China adota diplomacia de “guerreiros lobos” em relação com EUA
China adota diplomacia de “guerreiros lobos” em relação com EUA
“Os diplomatas chineses estão se transformando em guerreiros lobos porque estão frustrados com as constantes críticas e a falta de apreço do Ocidente com a China“, disse Zhu Feng, reitor do Instituto de Relações Internacionais da Universidade de Nanjing.
Depois de anos de incentivo ao respeito mútuo e à cooperação, os diplomatas chineses estão agora exigindo “concorrência leal” de Washington.
Por Catherine Wong
O conselho de décadas de Mao Tse Tung sobre como lidar com um império japonês falido tem renovada relevância para a nova geração do partido.
A China e os Estados Unidos têm interesses mútuos importantes, mas com as tensões continuando na presidência de Joe Biden, para onde vai a relação?
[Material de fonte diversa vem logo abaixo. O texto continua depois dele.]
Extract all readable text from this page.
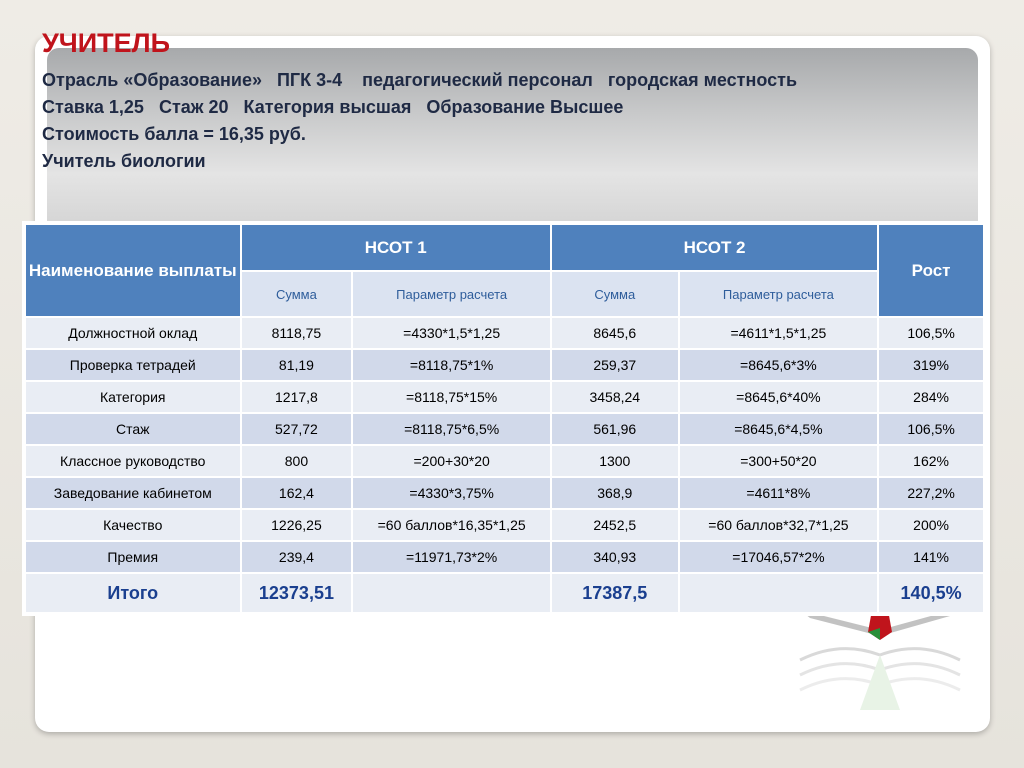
УЧИТЕЛЬ
Отрасль «Образование»   ПГК 3-4    педагогический персонал   городская местность
Ставка 1,25   Стаж 20   Категория высшая   Образование Высшее
Стоимость балла = 16,35 руб.
Учитель биологии
Наименование выплаты	НСОТ 1		НСОТ 2		Рост
	Сумма	Параметр расчета	Сумма	Параметр расчета	
Должностной оклад	8118,75	=4330*1,5*1,25	8645,6	=4611*1,5*1,25	106,5%
Проверка тетрадей	81,19	=8118,75*1%	259,37	=8645,6*3%	319%
Категория	1217,8	=8118,75*15%	3458,24	=8645,6*40%	284%
Стаж	527,72	=8118,75*6,5%	561,96	=8645,6*4,5%	106,5%
Классное руководство	800	=200+30*20	1300	=300+50*20	162%
Заведование кабинетом	162,4	=4330*3,75%	368,9	=4611*8%	227,2%
Качество	1226,25	=60 баллов*16,35*1,25	2452,5	=60 баллов*32,7*1,25	200%
Премия	239,4	=11971,73*2%	340,93	=17046,57*2%	141%
Итого	12373,51		17387,5		140,5%
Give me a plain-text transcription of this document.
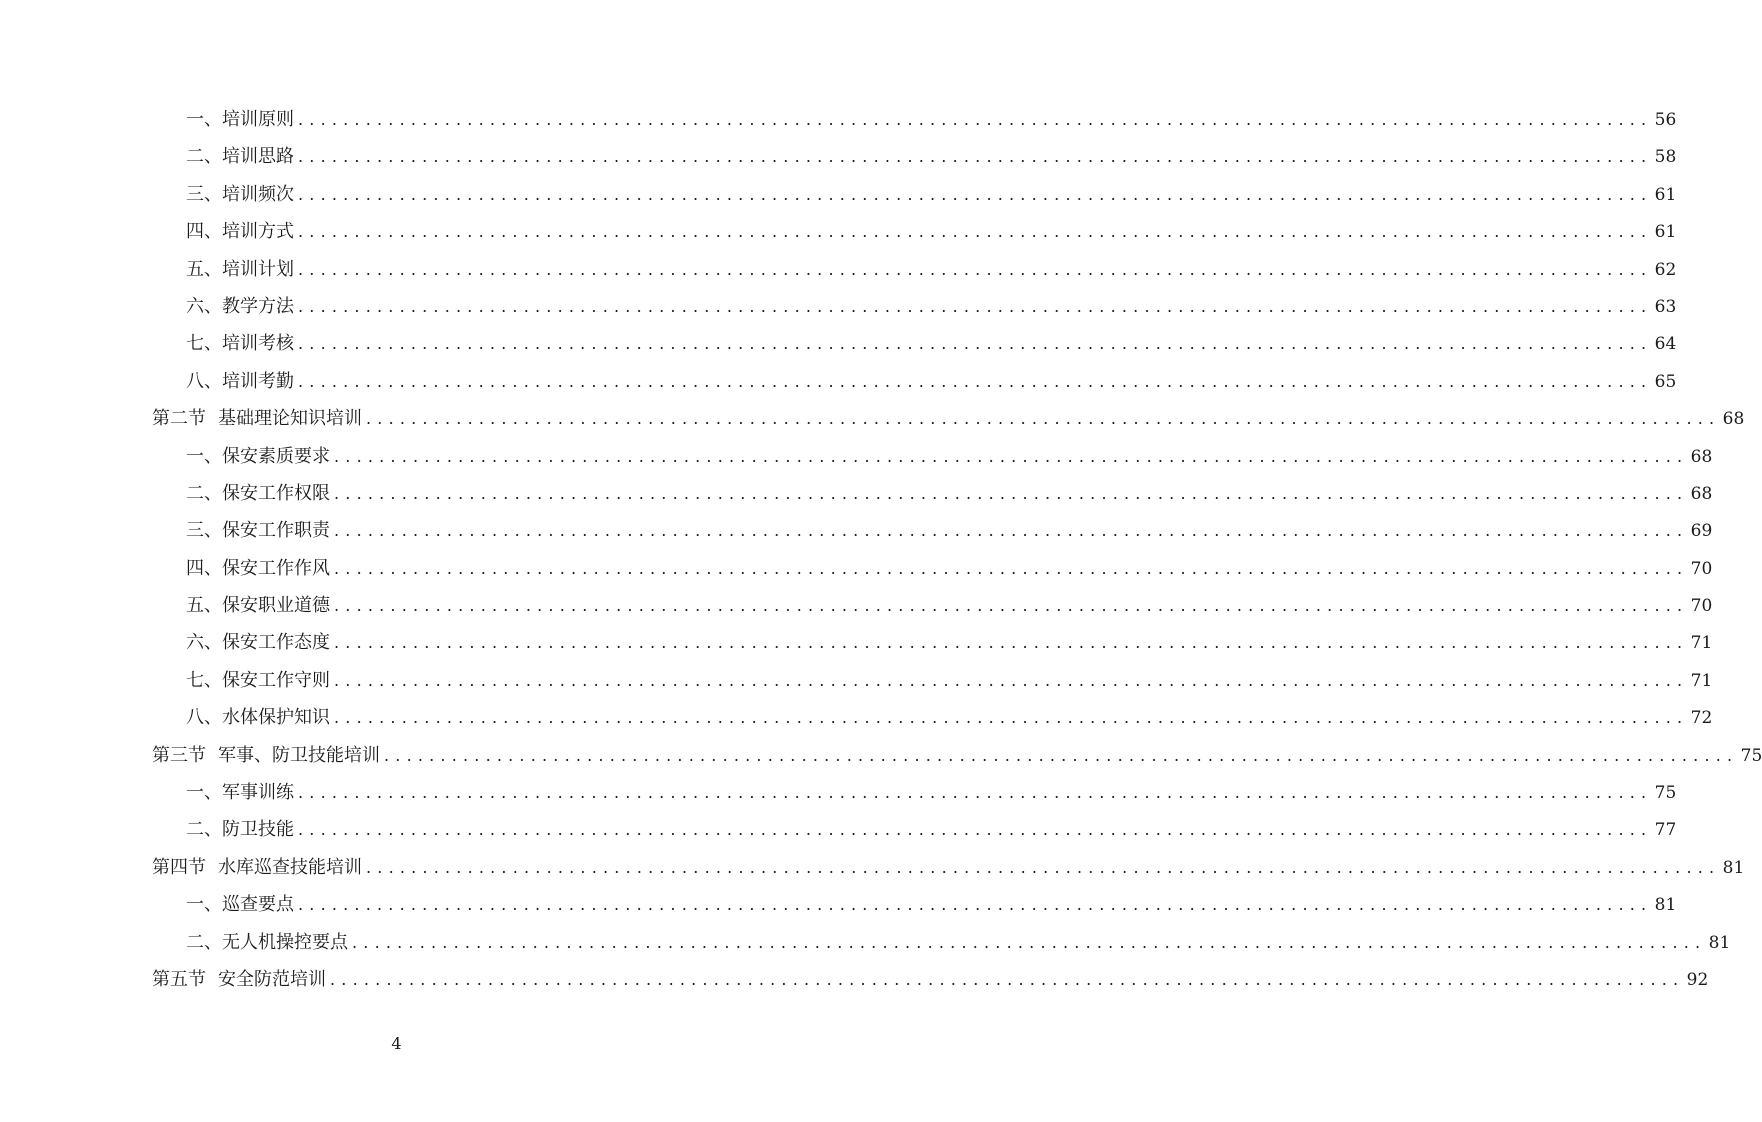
一、培训原则 ........................................................................................................................ 56
二、培训思路 ........................................................................................................................ 58
三、培训频次 ........................................................................................................................ 61
四、培训方式 ........................................................................................................................ 61
五、培训计划 ........................................................................................................................ 62
六、教学方法 ........................................................................................................................ 63
七、培训考核 ........................................................................................................................ 64
八、培训考勤 ........................................................................................................................ 65
第二节 基础理论知识培训 ........................................................................................................................ 68
一、保安素质要求 ........................................................................................................................ 68
二、保安工作权限 ........................................................................................................................ 68
三、保安工作职责 ........................................................................................................................ 69
四、保安工作作风 ........................................................................................................................ 70
五、保安职业道德 ........................................................................................................................ 70
六、保安工作态度 ........................................................................................................................ 71
七、保安工作守则 ........................................................................................................................ 71
八、水体保护知识 ........................................................................................................................ 72
第三节 军事、防卫技能培训 ........................................................................................................................ 75
一、军事训练 ........................................................................................................................ 75
二、防卫技能 ........................................................................................................................ 77
第四节 水库巡查技能培训 ........................................................................................................................ 81
一、巡查要点 ........................................................................................................................ 81
二、无人机操控要点 ........................................................................................................................ 81
第五节 安全防范培训 ........................................................................................................................ 92
4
Após a visita da vice-secretária de Estado americana Wendy Sherman a Tianjin na segunda quinzena de julho, e a chegada em Washington do novo enviado da China, Qin Gang, a pergunta é: como anda a temperatura das relações bilaterais? Neste artigo, examinamos como Pequim está revendo e ajustando sua política para os EUA. Para os jovens quadros promissores do Partido Comunista Chinês (PCCh), um livro dos discursos de Mao Tse Tung proferidos durante a resistência do país contra o Japão na Segunda Guerra Mundial tornou-se leitura obrigatória na Escola Central do Partido. O livro sobre a guerra prolongada detalha a teoria de Mao sobre como travar uma luta assimétrica contra um poder maior e sua mensagem principal – abandonar ilusões e preparar a nação para um conflito prolongado – é também o que o Presidente Xi Jinping exige hoje de seus diplomatas.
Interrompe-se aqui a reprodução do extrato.